I did same about a year ago. Sold my Nikon D600, Flash, along with five high ticket lenses in favour of the FujiFilm XE2 and have not regretted the switch one bit.
Well, I cant speak for others, but I dont look into mirrorless because I want a smaller camera. I look into mirrorless because I hope for higher image quality. Thats why I'm looking for large sensors, and top notch lenses. I will probably keep my DSLR either way. Maybe even stay 100% on it, if theres nothing around to tempt me. With the A7s, though, Sony has made a very, very tempting offer. The 35mm f1.4 also looks more than only a little sweet. If they fix some more obvious issues (that butchered RAW image format, sensor based image stabilization like the A7 Mk II, and internal 4K recording), and give us more lenses on the same level (these new Bathis lenses look really sweet already), the A7s Mk II will probably my first Sony camera. Obviously not a camera for everything, though, since autofocus is not exactly uber on them.
I kept the Canon gear but purchased a $250 Canon M mirrorless with the 22mm pancake lens sweet ! Untitled by c w, on Flickr Untitled[/url] by c w, on Flickr[/IMG]
Well, even if I get a mirrorless camera (currently looking forward to Fuji making a medium format camera - I hope its a mirrorless based on the Sony 44x33mm sensor), I wouldnt get rid of my DSLR, because it will still have advantages (stamina, optical viewfinder, autofocus with sports). Also I'm planning on getting nothing but prime lenses for the mirrorless (because more light, more bokeh, more "zen" aka one less photographic variable to think about, more image quality and more compactness) and keep the DSLR for the zooms.

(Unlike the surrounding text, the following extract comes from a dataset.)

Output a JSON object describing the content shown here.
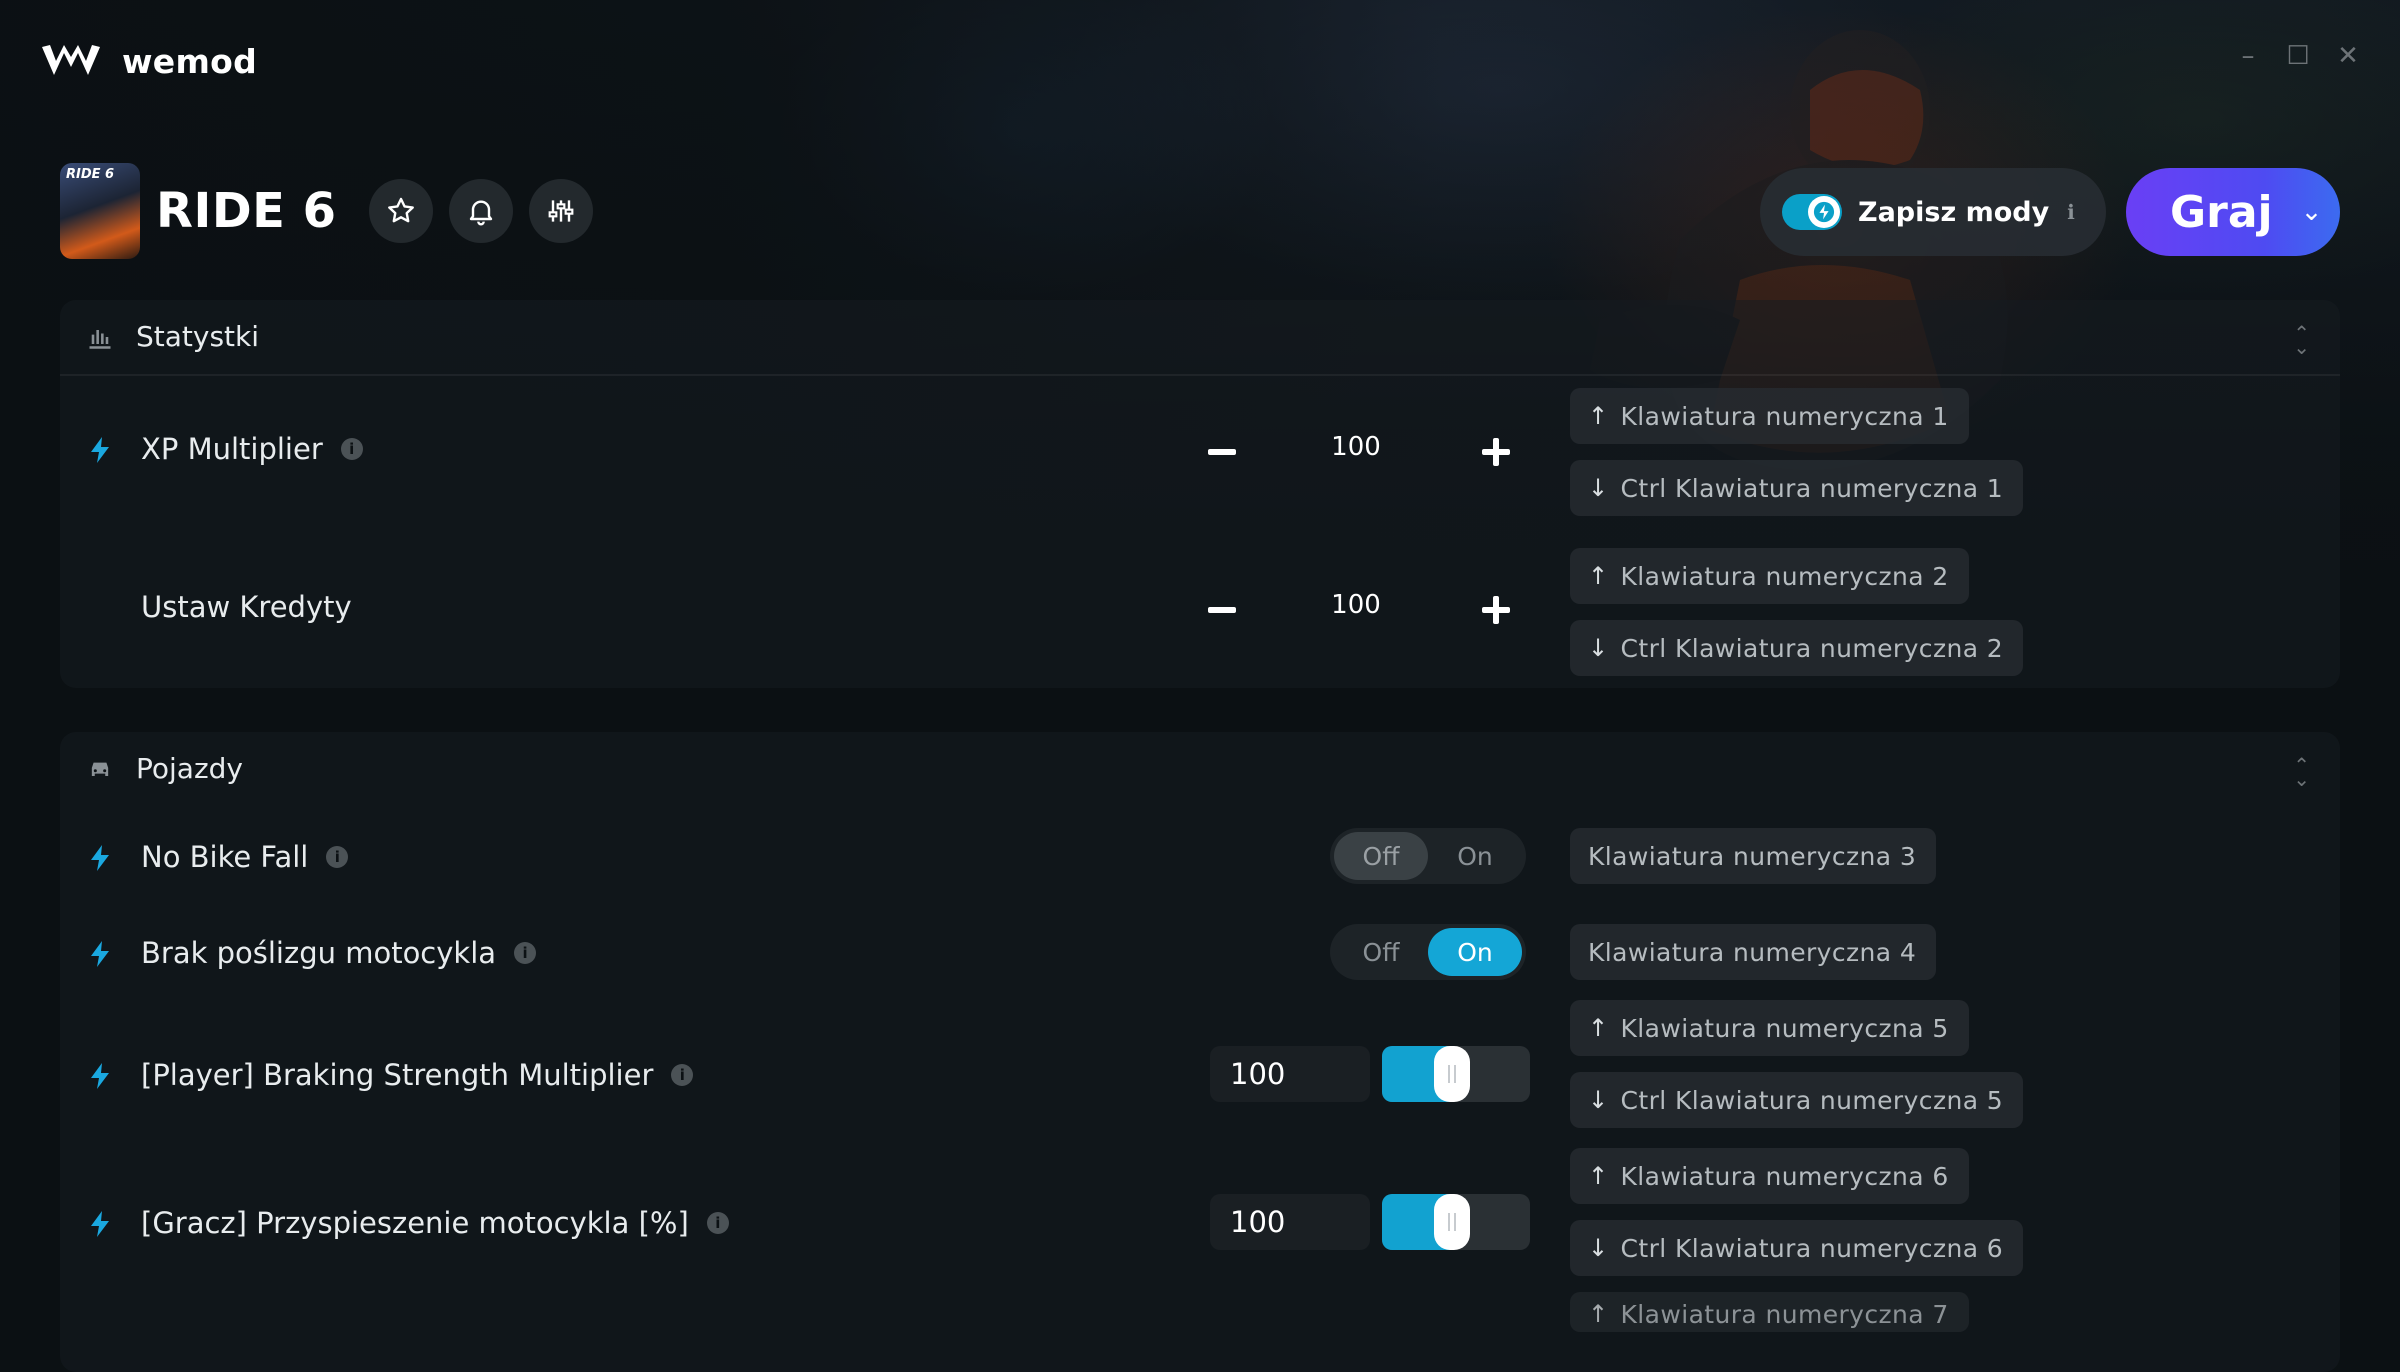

Oh second thought - I remember how it was when I got my D600. I first wanted to use D5100 and D600 in parallel. But quickly it turned out the image quality of the D600 was so much better I pretty much exclusively went D600. Mind you, at ISO100 and well exposed and with the sweet spot of the glas there wasnt that much of a difference, but the D600 has so much more additional leeway in less than ideal situations and the sweet spot of the glas is so much broader, too. Like the AF-S 70-200mm f4 which is simply one big sweet spot.